First Author

The paper on page 315 marks the end of an era in human genetics. It presents the annotated sequence of chromosome 1, the final human chromosome to be ‘completed’ by the Human Genome Project. Although, as with all human chromosomes, some gaps in information remain, the paper means that virtually the whole human genome has now been sequenced and annotated. Simon Gregory, a molecular geneticist at Duke University in Durham, North Carolina, spoke to Nature about the latest paper and what the future might hold for human genetics.

How has the annotation of human chromosomes altered over the years?

There are a lot more data to draw from. For chromosome 1, we were able to overlay the additional data sets on top of the sequenced DNA. There are now much richer sets of data and better resources to work with, so the final product is more valuable to researchers.

Has our understanding of DNA changed?

The interesting thing will be finding out what the non-coding regions do. In the early days, these were dismissed as ‘junk DNA’, but I think we're learning that genes might be the horses and that regions of non-coding DNA are the jockeys.

What have you learned from being part of such a large project for so long?

I've been working on chromosome 1 for nine or ten years. It's been a fantastic project to be involved with — working with people from multiple cultures and continents. And it has established the ethos for publishing results in the public domain, which has had a knock-on effect for other projects.

How does your move from the Sanger Institute to Duke University mark your place in the Human Genome Project?

Careers have been put on hold for this once-in-a-lifetime opportunity. When you finish the annotation, you hand it over to the scientific community, to groups who learn how these genes play a role in biology and disease. I came to Duke because I want to work on diseases; I want to be a user of the sequence rather than a generator.
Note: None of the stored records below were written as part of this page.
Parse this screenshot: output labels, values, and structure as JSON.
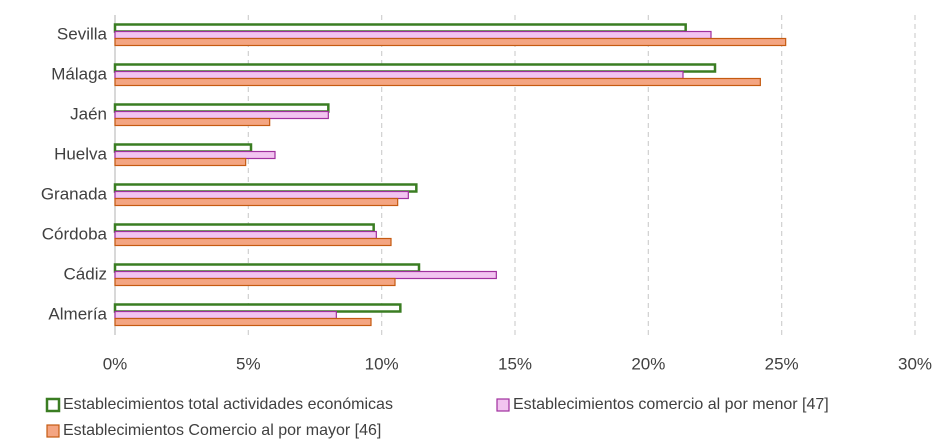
{
  "chart_data": {
    "type": "bar",
    "orientation": "horizontal",
    "categories": [
      "Sevilla",
      "Málaga",
      "Jaén",
      "Huelva",
      "Granada",
      "Córdoba",
      "Cádiz",
      "Almería"
    ],
    "series": [
      {
        "name": "Establecimientos total actividades económicas",
        "color": "#ffffff",
        "edge_color": "#3a7d22",
        "values": [
          21.4,
          22.5,
          8.0,
          5.1,
          11.3,
          9.7,
          11.4,
          10.7
        ]
      },
      {
        "name": "Establecimientos comercio al por menor [47]",
        "color": "#f2c4f0",
        "edge_color": "#a0309e",
        "values": [
          22.35,
          21.3,
          8.0,
          6.0,
          11.0,
          9.8,
          14.3,
          8.3
        ]
      },
      {
        "name": "Establecimientos Comercio al por mayor [46]",
        "color": "#f4a582",
        "edge_color": "#c55a11",
        "values": [
          25.15,
          24.2,
          5.8,
          4.9,
          10.6,
          10.35,
          10.5,
          9.6
        ]
      }
    ],
    "xlim": [
      0,
      30
    ],
    "xticks": [
      {
        "value": 0,
        "label": "0%"
      },
      {
        "value": 5,
        "label": "5%"
      },
      {
        "value": 10,
        "label": "10%"
      },
      {
        "value": 15,
        "label": "15%"
      },
      {
        "value": 20,
        "label": "20%"
      },
      {
        "value": 25,
        "label": "25%"
      },
      {
        "value": 30,
        "label": "30%"
      }
    ],
    "grid": true,
    "legend": "bottom"
  }
}
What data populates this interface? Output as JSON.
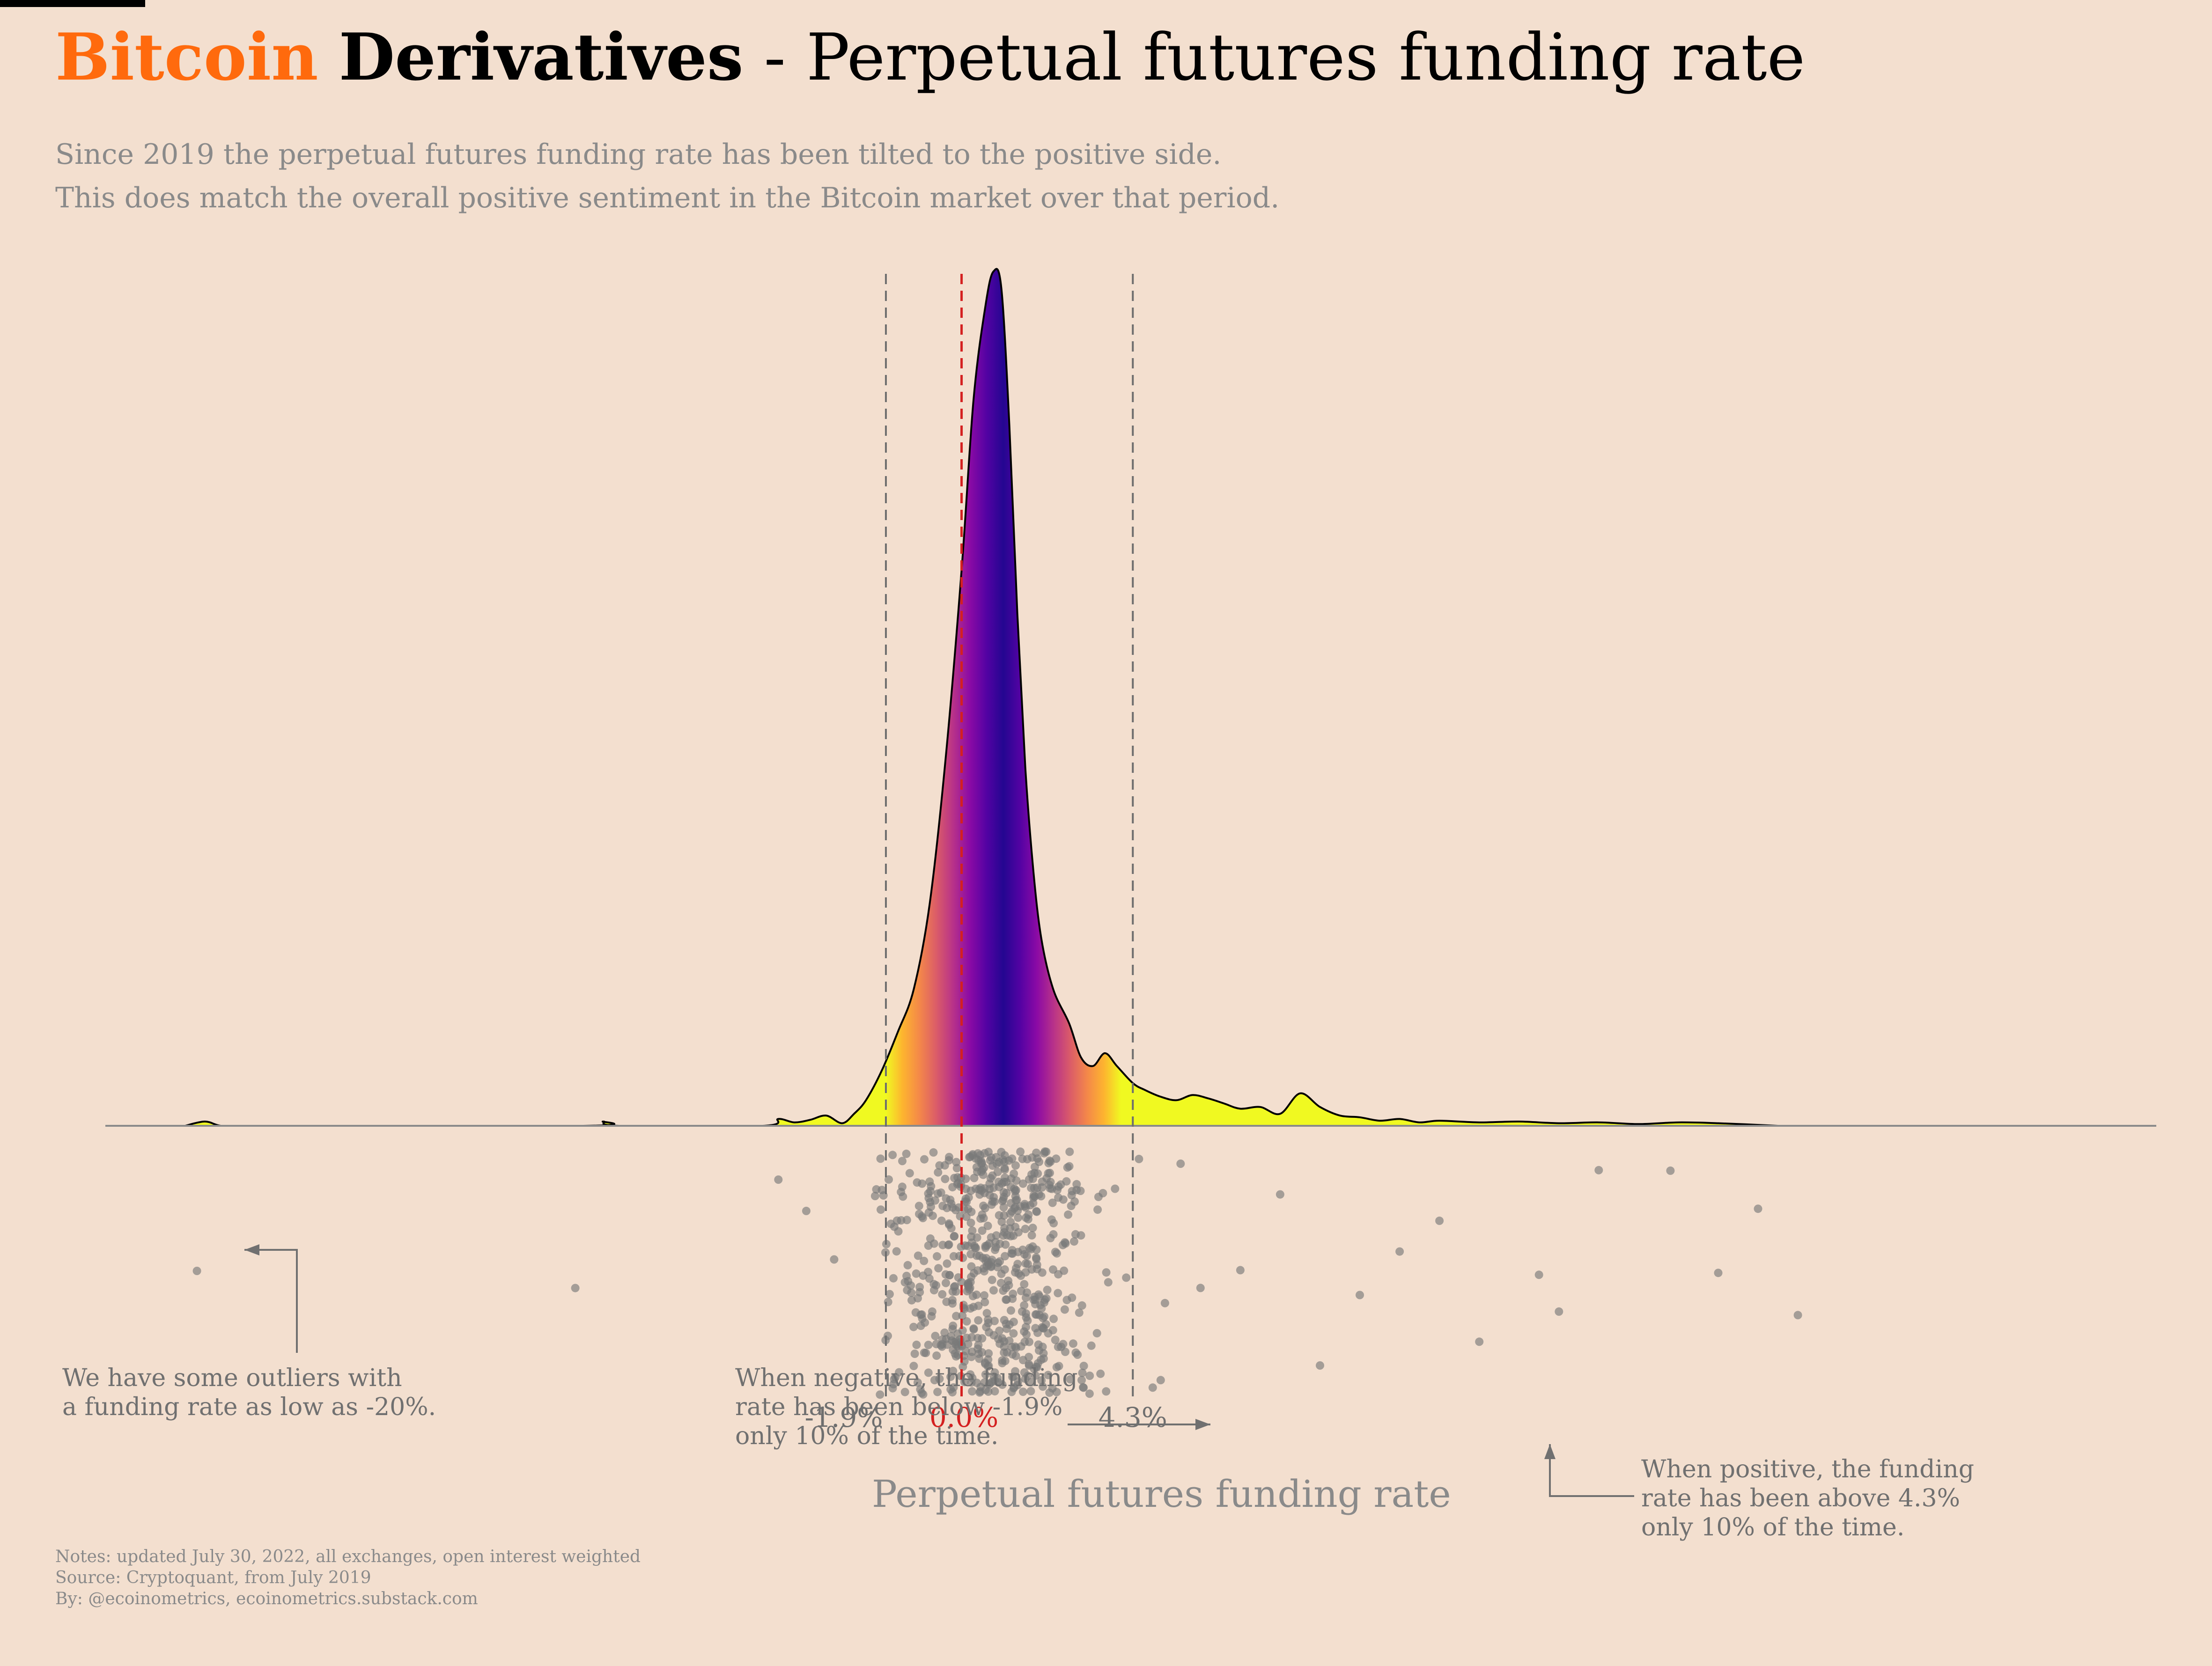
{
  "header": {
    "title_part1": "Bitcoin",
    "title_part2": "Derivatives",
    "title_part3": "- Perpetual futures funding rate",
    "subtitle_line1": "Since 2019 the perpetual futures funding rate has been tilted to the positive side.",
    "subtitle_line2": "This does match the overall positive sentiment in the Bitcoin market over that period.",
    "title_accent_color": "#ff6a0d"
  },
  "chart_data": {
    "type": "density",
    "xlabel": "Perpetual futures funding rate",
    "xlim": [
      -21.5,
      30
    ],
    "marked_values": [
      {
        "label": "-1.9%",
        "value": -1.9,
        "color": "#6e6e6e"
      },
      {
        "label": "0.0%",
        "value": 0.0,
        "color": "#d42020"
      },
      {
        "label": "4.3%",
        "value": 4.3,
        "color": "#6e6e6e"
      }
    ],
    "density_curve": {
      "x": [
        -19.5,
        -19,
        -18.6,
        -18,
        -9.5,
        -9,
        -8.6,
        -5,
        -4.6,
        -4.2,
        -3.8,
        -3.4,
        -3.0,
        -2.7,
        -2.4,
        -2.0,
        -1.6,
        -1.2,
        -0.8,
        -0.4,
        0.0,
        0.3,
        0.6,
        0.8,
        1.0,
        1.2,
        1.4,
        1.6,
        1.8,
        2.0,
        2.3,
        2.7,
        3.0,
        3.3,
        3.6,
        3.9,
        4.3,
        4.6,
        5.0,
        5.4,
        5.8,
        6.2,
        6.6,
        7.0,
        7.5,
        8.0,
        8.5,
        9.0,
        9.5,
        10.0,
        10.5,
        11.0,
        11.5,
        12,
        13,
        14,
        15,
        16,
        17,
        18,
        19,
        20.5
      ],
      "y": [
        0.0,
        0.005,
        0.0,
        0.0,
        0.0,
        0.005,
        0.0,
        0.0,
        0.008,
        0.004,
        0.007,
        0.012,
        0.003,
        0.014,
        0.03,
        0.065,
        0.11,
        0.16,
        0.26,
        0.43,
        0.65,
        0.85,
        0.96,
        1.0,
        0.98,
        0.82,
        0.6,
        0.42,
        0.3,
        0.22,
        0.16,
        0.12,
        0.08,
        0.07,
        0.085,
        0.07,
        0.05,
        0.042,
        0.034,
        0.03,
        0.036,
        0.032,
        0.026,
        0.02,
        0.022,
        0.014,
        0.038,
        0.022,
        0.012,
        0.01,
        0.006,
        0.008,
        0.004,
        0.006,
        0.004,
        0.005,
        0.003,
        0.004,
        0.002,
        0.004,
        0.003,
        0.0
      ]
    },
    "density_gradient": [
      "#f0f921",
      "#fdb42f",
      "#f48849",
      "#db5c68",
      "#b83289",
      "#8b0aa5",
      "#5302a3",
      "#240691"
    ],
    "scatter_points": [
      -19.2,
      -9.7,
      -4.6,
      -3.9,
      -3.2,
      14.5,
      17.8,
      9.0,
      10.0,
      11.0,
      12.0,
      13.0,
      15.0,
      16.0,
      19.0,
      20.0,
      21.0,
      -2.0,
      6.0,
      7.0,
      8.0,
      5.5,
      5.0,
      4.8
    ]
  },
  "annotations": {
    "outliers": [
      "We have some outliers with",
      "a funding rate as low as -20%."
    ],
    "negative": [
      "When negative, the funding",
      "rate has been below -1.9%",
      "only 10% of the time."
    ],
    "positive": [
      "When positive, the funding",
      "rate has been above 4.3%",
      "only 10% of the time."
    ]
  },
  "footer": {
    "notes": "Notes: updated July 30, 2022, all exchanges, open interest weighted",
    "source": "Source: Cryptoquant, from July 2019",
    "by": "By: @ecoinometrics, ecoinometrics.substack.com"
  }
}
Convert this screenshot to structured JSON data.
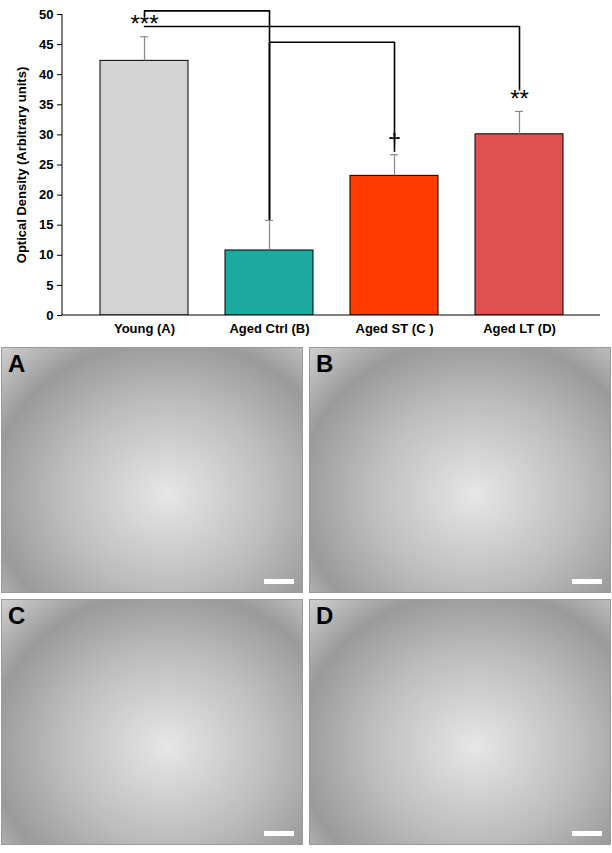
{
  "chart_data": {
    "type": "bar",
    "y_label": "Optical Density (Arbitrary units)",
    "categories": [
      "Young (A)",
      "Aged Ctrl (B)",
      "Aged ST (C )",
      "Aged LT (D)"
    ],
    "values": [
      42.3,
      10.8,
      23.2,
      30.1
    ],
    "errors": [
      4.0,
      5.0,
      3.5,
      3.8
    ],
    "colors": [
      "#d4d4d4",
      "#1ba9a0",
      "#ff3b00",
      "#e05050"
    ],
    "ylim": [
      0,
      50
    ],
    "yticks": [
      0,
      5,
      10,
      15,
      20,
      25,
      30,
      35,
      40,
      45,
      50
    ],
    "annotations": [
      {
        "category": "Young (A)",
        "text": "***"
      },
      {
        "category": "Aged ST (C )",
        "text": "†"
      },
      {
        "category": "Aged LT (D)",
        "text": "**"
      }
    ],
    "comparisons": [
      [
        "Young (A)",
        "Aged Ctrl (B)"
      ],
      [
        "Young (A)",
        "Aged LT (D)"
      ],
      [
        "Aged Ctrl (B)",
        "Aged ST (C )"
      ]
    ]
  },
  "panels": [
    "A",
    "B",
    "C",
    "D"
  ]
}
Is it odd not working in the genome project?

The Human Genome Project was fantastic, but it was operated in a rarefied atmosphere. There wasn't competition for grants in the traditional sense, as the roles of the sequencing centres were established early on. The only competition was of the fierce but friendly type to see who could get the most done. Outside the project, it's the real world. There's much more competition. You've got to face the real world yourself.